Озеро было таким же голубым, как в детстве, солнце таким же теплым и празднично-ярким, и я, старый чудак, смотрел на желтых мотыльков и постепенно проникался чувством, будто с тех пор в сущности мало что изменилось и я мог бы вновь как ни в чем не бывало лечь в траву и поплыть по волнам мальчишеских грез. О том, что это заблуждение и что добрая часть жизни пронеслась в прошлое и уже никогда не вернется, мне каждое утро говорило мое собственное носатое лицо с горестно поджатым ртом, в упор глядя на меня сквозь блестящую рябь воды из ржавой умывальной миски. Еще более отрезвляюще действовал на меня Каменцинд-старший, живое напоминание о свершившихся переменах, а если мне нужно было совершенно отрешиться от прошлого и целиком перенестись в настоящее, достаточно было лишь выдвинуть ящик стола в моей комнате, в котором покоилось мое будущее произведение в виде стопки пожелтевших от времени записок и шести или семи набросков, написанных на бумаге в четвертку.
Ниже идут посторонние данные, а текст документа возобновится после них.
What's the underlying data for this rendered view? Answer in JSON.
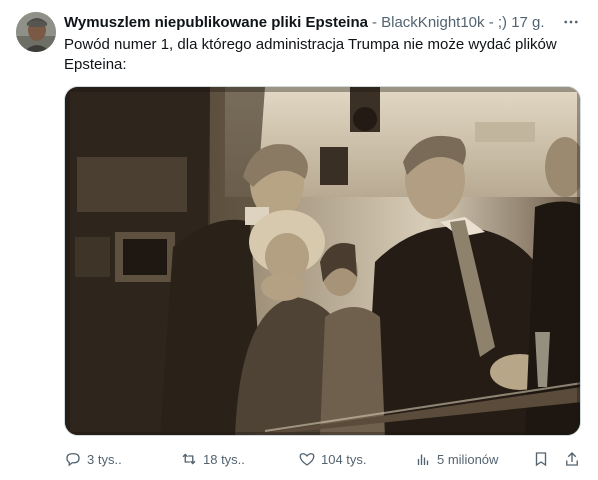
{
  "tweet": {
    "author_name": "Wymuszlem niepublikowane pliki Epsteina",
    "meta_line": "- BlackKnight10k - ;) 17 g.",
    "text": "Powód numer 1, dla którego administracja Trumpa nie może wydać plików Epsteina:",
    "more_icon": "more-horizontal-icon"
  },
  "media": {
    "kind": "sepia-photo",
    "palette": {
      "dark": "#2a2118",
      "mid": "#7a6a55",
      "light": "#d8ccb6",
      "highlight": "#efe6d4"
    }
  },
  "actions": {
    "replies": {
      "icon": "reply-icon",
      "count": "3 tys.."
    },
    "reposts": {
      "icon": "repost-icon",
      "count": "18 tys.."
    },
    "likes": {
      "icon": "like-icon",
      "count": "104 tys."
    },
    "views": {
      "icon": "views-icon",
      "count": "5 milionów"
    },
    "bookmark": {
      "icon": "bookmark-icon"
    },
    "share": {
      "icon": "share-icon"
    }
  },
  "colors": {
    "text_primary": "#0f1419",
    "text_secondary": "#536471",
    "border": "#cfd9de"
  }
}
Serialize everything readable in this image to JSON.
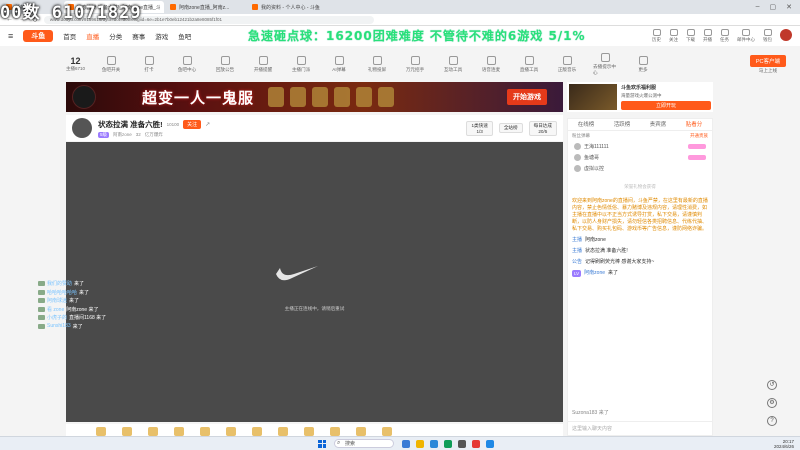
{
  "overlay": {
    "counter": "00数 61071829",
    "banner": "急速砸点球：16200团难难度 不管待不难的6游戏 5/1%"
  },
  "browser": {
    "tabs": [
      {
        "label": "新标签页"
      },
      {
        "label": "状态拉满 准备六胜!_阿南zone直播_斗鱼"
      },
      {
        "label": "阿南zone直播_阿南z..."
      },
      {
        "label": "我的资料 - 个人中心 - 斗鱼"
      }
    ],
    "url": "www.douyu.com/9159616/dyto=dot=dotheisgiid=6e=2b1e7b0eb12421b2a8e8085f1f01"
  },
  "site": {
    "logo": "斗鱼",
    "nav": [
      "首页",
      "直播",
      "分类",
      "赛事",
      "游戏",
      "鱼吧"
    ],
    "header_right": [
      "历史",
      "关注",
      "下载",
      "开播",
      "任务",
      "邮件中心",
      "钱包"
    ]
  },
  "tools": {
    "level_value": "12",
    "level_label": "主播6710",
    "items": [
      "鱼吧开关",
      "打卡",
      "鱼吧中心",
      "回放公告",
      "开播提醒",
      "主播门派",
      "AI弹幕",
      "礼物投屏",
      "万元招手",
      "互动工具",
      "语音连麦",
      "直播工具",
      "正版音乐",
      "去播提示中心",
      "更多"
    ],
    "pc_button": "PC客户端",
    "pc_sub": "马上上线"
  },
  "ad": {
    "title": "超变一人一鬼服",
    "play_button": "开始游戏",
    "side_title": "斗鱼欢乐福利服",
    "side_text": "海量游戏火爆公测中",
    "side_button": "立即开玩"
  },
  "room": {
    "title": "状态拉满 准备六胜!",
    "follow_count": "10100",
    "follow": "关注",
    "streamer": "阿南zone",
    "tag": "5级",
    "viewers": "32",
    "category": "亿万爆炸",
    "stat1_label": "1类快速",
    "stat1_value": "1/3",
    "stat2": "全站榜",
    "stat3_label": "每日达成",
    "stat3_value": "20/5"
  },
  "video": {
    "loading_text": "主播正在连线中，请稍后重试"
  },
  "float_chat": [
    {
      "name": "我们的赞助",
      "text": "来了"
    },
    {
      "name": "哈哈哈哈哈哈",
      "text": "来了"
    },
    {
      "name": "阿南球迷",
      "text": "来了"
    },
    {
      "name": "看 zone",
      "text": "阿南zone 来了"
    },
    {
      "name": "小虎子的",
      "text": "直播间1168 来了"
    },
    {
      "name": "Sunshi183",
      "text": "来了"
    }
  ],
  "chat": {
    "tabs": [
      "在线榜",
      "活跃榜",
      "贵宾席",
      "贴看分"
    ],
    "rank_header_left": "粉丝弹幕",
    "rank_header_right": "开通贵族",
    "rank": [
      {
        "name": "王海111111"
      },
      {
        "name": "鱼塘哥"
      },
      {
        "name": "虚拟以控"
      }
    ],
    "gift_note": "荣誉礼物会获得",
    "system_message": "欢迎来到阿南zone的直播间，斗鱼严禁，在这里有最新的直播内容，禁止色情低俗、暴力赌博及违规内容，请理性消费，如主播在直播中以不正当方式诱导打赏，私下交易，请谨慎判断，以防人身财产损失，请勿轻信各类招聘信息、代练代抽、私下交易、购买礼包码、游戏币等广告信息，谨防网络诈骗。",
    "messages": [
      {
        "user": "主播",
        "text": "阿南zone"
      },
      {
        "user": "主播",
        "text": "状态拉满 准备六胜!"
      },
      {
        "user": "公告",
        "text": "记得刷刷荧光棒 感谢大家支持~"
      },
      {
        "user": "阿南zone",
        "text": "来了"
      }
    ],
    "bottom_line": "Suzona183 来了",
    "input_placeholder": "这里输入聊天内容"
  },
  "taskbar": {
    "search": "搜索",
    "time": "20:17",
    "date": "2024/6/26"
  }
}
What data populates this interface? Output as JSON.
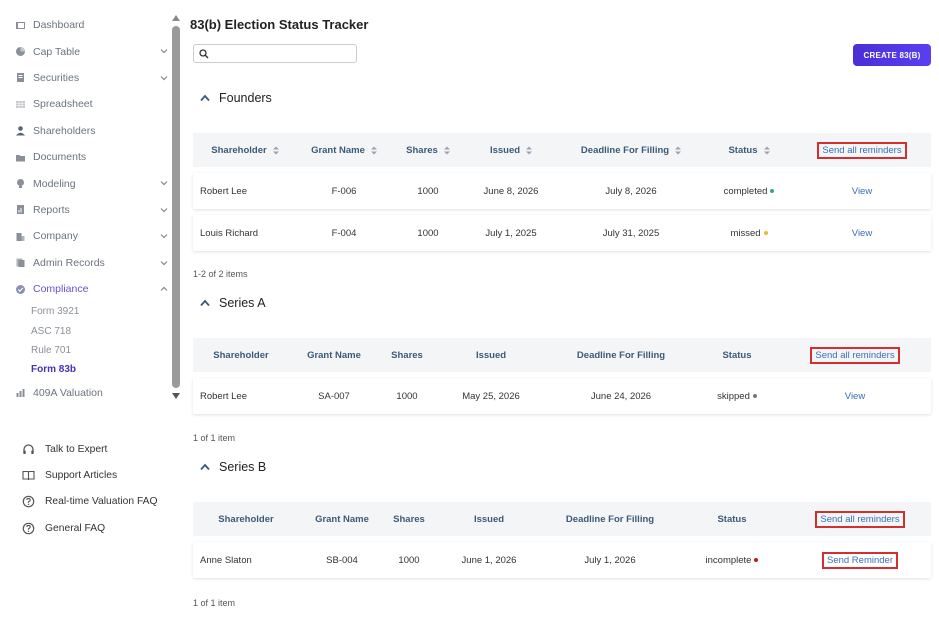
{
  "sidebar": {
    "items": [
      {
        "label": "Dashboard",
        "icon": "dashboard-icon",
        "has_chevron": false
      },
      {
        "label": "Cap Table",
        "icon": "pie-chart-icon",
        "has_chevron": true
      },
      {
        "label": "Securities",
        "icon": "document-icon",
        "has_chevron": true
      },
      {
        "label": "Spreadsheet",
        "icon": "spreadsheet-icon",
        "has_chevron": false
      },
      {
        "label": "Shareholders",
        "icon": "person-icon",
        "has_chevron": false
      },
      {
        "label": "Documents",
        "icon": "folder-icon",
        "has_chevron": false
      },
      {
        "label": "Modeling",
        "icon": "lightbulb-icon",
        "has_chevron": true
      },
      {
        "label": "Reports",
        "icon": "report-icon",
        "has_chevron": true
      },
      {
        "label": "Company",
        "icon": "building-icon",
        "has_chevron": true
      },
      {
        "label": "Admin Records",
        "icon": "records-icon",
        "has_chevron": true
      },
      {
        "label": "Compliance",
        "icon": "shield-check-icon",
        "has_chevron": true,
        "expanded": true
      }
    ],
    "compliance_sub": [
      "Form 3921",
      "ASC 718",
      "Rule 701",
      "Form 83b"
    ],
    "active_sub": "Form 83b",
    "after_items": [
      {
        "label": "409A Valuation",
        "icon": "valuation-icon"
      }
    ],
    "support": [
      {
        "label": "Talk to Expert",
        "icon": "headset-icon"
      },
      {
        "label": "Support Articles",
        "icon": "book-icon"
      },
      {
        "label": "Real-time Valuation FAQ",
        "icon": "question-icon"
      },
      {
        "label": "General FAQ",
        "icon": "question-icon"
      }
    ]
  },
  "page": {
    "title": "83(b) Election Status Tracker",
    "search_value": "",
    "create_button": "CREATE 83(B)"
  },
  "columns": [
    "Shareholder",
    "Grant Name",
    "Shares",
    "Issued",
    "Deadline For Filling",
    "Status"
  ],
  "send_all_label": "Send all reminders",
  "sections": [
    {
      "name": "Founders",
      "sortable": true,
      "rows": [
        {
          "shareholder": "Robert Lee",
          "grant": "F-006",
          "shares": "1000",
          "issued": "June 8, 2026",
          "deadline": "July 8, 2026",
          "status": "completed",
          "status_color": "#3aa57a",
          "action": "View"
        },
        {
          "shareholder": "Louis Richard",
          "grant": "F-004",
          "shares": "1000",
          "issued": "July 1, 2025",
          "deadline": "July 31, 2025",
          "status": "missed",
          "status_color": "#f2b632",
          "action": "View"
        }
      ],
      "count": "1-2 of 2 items"
    },
    {
      "name": "Series A",
      "sortable": false,
      "rows": [
        {
          "shareholder": "Robert Lee",
          "grant": "SA-007",
          "shares": "1000",
          "issued": "May 25, 2026",
          "deadline": "June 24, 2026",
          "status": "skipped",
          "status_color": "#777777",
          "action": "View"
        }
      ],
      "count": "1 of 1 item"
    },
    {
      "name": "Series B",
      "sortable": false,
      "rows": [
        {
          "shareholder": "Anne Slaton",
          "grant": "SB-004",
          "shares": "1000",
          "issued": "June 1, 2026",
          "deadline": "July 1, 2026",
          "status": "incomplete",
          "status_color": "#b02020",
          "action": "Send Reminder"
        }
      ],
      "count": "1 of 1 item"
    }
  ],
  "colors": {
    "accent": "#4c2fb5",
    "button": "#5134e3",
    "header_text": "#3b5a78",
    "highlight_border": "#d32f2f"
  }
}
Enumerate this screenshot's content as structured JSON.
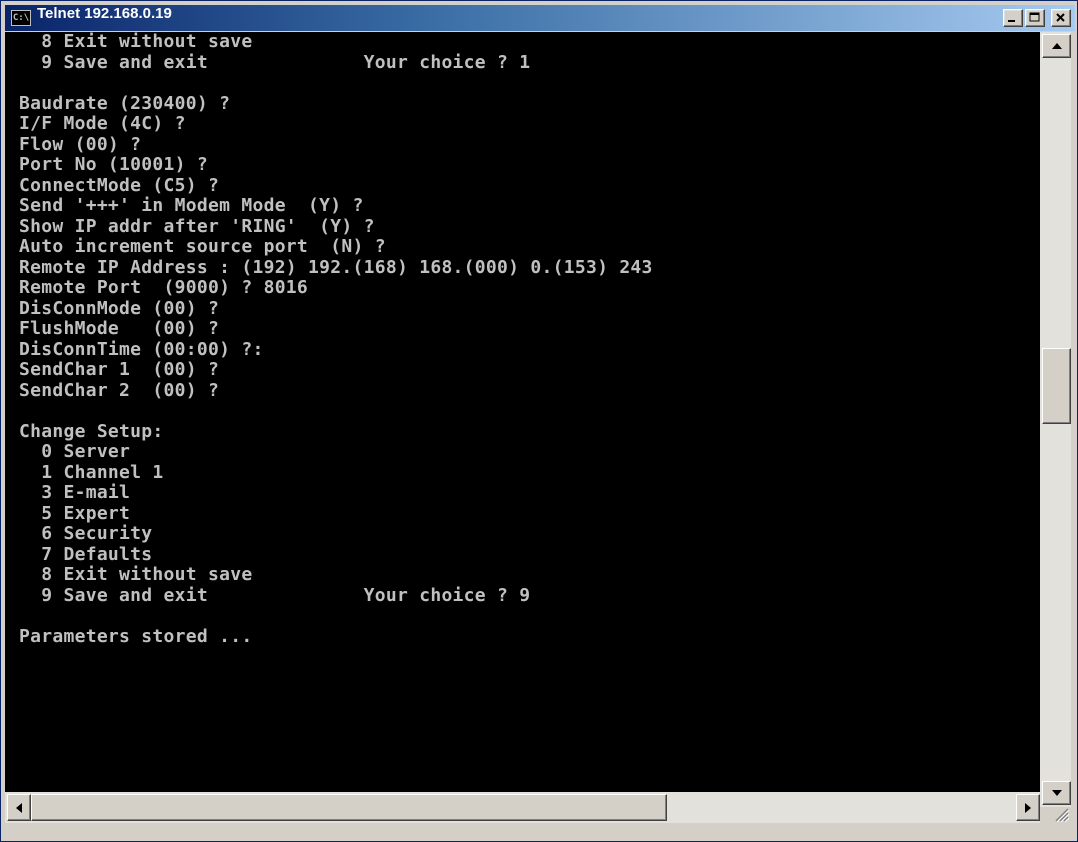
{
  "window": {
    "title": "Telnet 192.168.0.19",
    "system_icon": "console-icon",
    "system_icon_text": "C:\\",
    "controls": [
      "minimize-icon",
      "maximize-icon",
      "close-icon"
    ]
  },
  "console": {
    "foreground": "#c0c0c0",
    "background": "#000000",
    "lines": [
      "  8 Exit without save",
      "  9 Save and exit              Your choice ? 1",
      "",
      "Baudrate (230400) ?",
      "I/F Mode (4C) ?",
      "Flow (00) ?",
      "Port No (10001) ?",
      "ConnectMode (C5) ?",
      "Send '+++' in Modem Mode  (Y) ?",
      "Show IP addr after 'RING'  (Y) ?",
      "Auto increment source port  (N) ?",
      "Remote IP Address : (192) 192.(168) 168.(000) 0.(153) 243",
      "Remote Port  (9000) ? 8016",
      "DisConnMode (00) ?",
      "FlushMode   (00) ?",
      "DisConnTime (00:00) ?:",
      "SendChar 1  (00) ?",
      "SendChar 2  (00) ?",
      "",
      "Change Setup:",
      "  0 Server",
      "  1 Channel 1",
      "  3 E-mail",
      "  5 Expert",
      "  6 Security",
      "  7 Defaults",
      "  8 Exit without save",
      "  9 Save and exit              Your choice ? 9",
      "",
      "Parameters stored ..."
    ]
  },
  "scrollbars": {
    "vertical_icons": [
      "scroll-up-arrow-icon",
      "scroll-down-arrow-icon"
    ],
    "horizontal_icons": [
      "scroll-left-arrow-icon",
      "scroll-right-arrow-icon"
    ]
  }
}
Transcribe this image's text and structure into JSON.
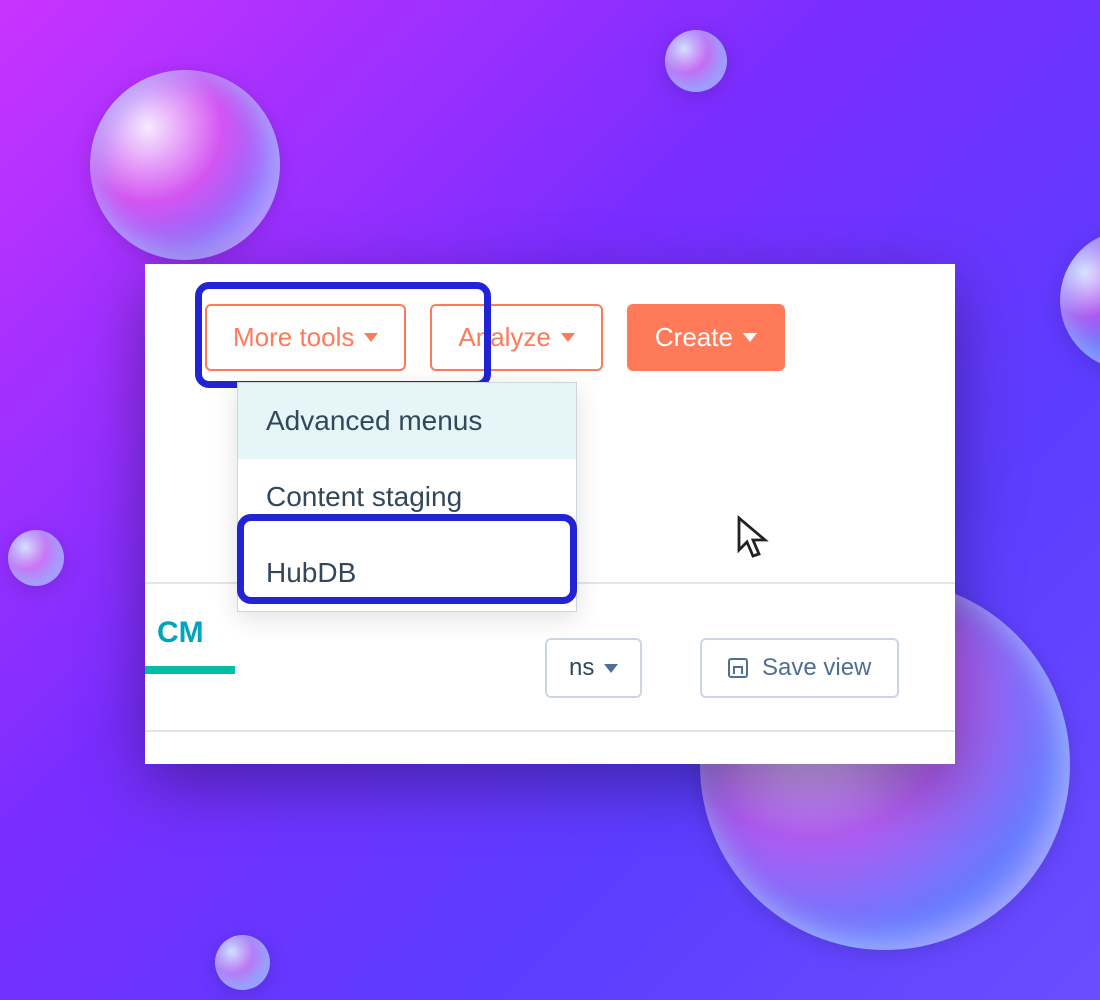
{
  "toolbar": {
    "more_tools_label": "More tools",
    "analyze_label": "Analyze",
    "create_label": "Create"
  },
  "dropdown": {
    "items": [
      {
        "label": "Advanced menus"
      },
      {
        "label": "Content staging"
      },
      {
        "label": "HubDB"
      }
    ]
  },
  "lower": {
    "tab_cms_fragment": "CM",
    "truncated_button_fragment": "ns",
    "save_view_label": "Save view"
  },
  "colors": {
    "accent_orange": "#ff7a59",
    "highlight_blue": "#2323d6",
    "teal": "#00a4bd",
    "teal_underline": "#00bda5"
  }
}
Но я редко открывал ящик.
Кроме ухода за стариком много хлопот доставляло мне и наше захудалое хозяйство. В полу зияли черные дыры, печь и плита, давно требовавшие ремонта, отчаянно чадили, двери не закрывались, лестница на чердак, бывший некогда свидетелем суровых отцовских мер воспитания, стала опасной для жизни. Прежде чем что-нибудь сделать, нужно было наточить топор, починить пилу, одолжить молоток, наскрести гвоздей, а потом отобрать из остатков прежних полусгнивших запасов досок подходящий материал. С ремонтом инструмента и старого точильного круга мне немного помог дядюшка Конрад, но все же от слабого, сгорбившегося старика толку было мало. И вот я раздирал свои мягкие литераторские руки о непослушные доски, крутил шаткий точильный круг, карабкался вверх-вниз по вконец прохудившейся крыше, стучал, колотил, стругал и резал, а так как я уже успел изрядно раздобреть, то и пролил за всеми этими занятиями немало пота. Время от времени, особенно на этой ненавистной крыше, я вдруг неожиданно замирал с занесенным над шляпкой гвоздя молотком в руке, усаживался поудобнее, раскуривал погасшую сигару, устремлял взор в густую небесную синь и наслаждался своей ленью, в радостном сознании того, что отец уже не может подгонять и бранить меня. Если мимо шли соседи – женщины, старики или школьники, – я, чтобы как-то оправдать свое безделье, заводил с ними дружески-соседские разговоры и постепенно снискал себе славу человека, с которым приятно перемолвиться словом.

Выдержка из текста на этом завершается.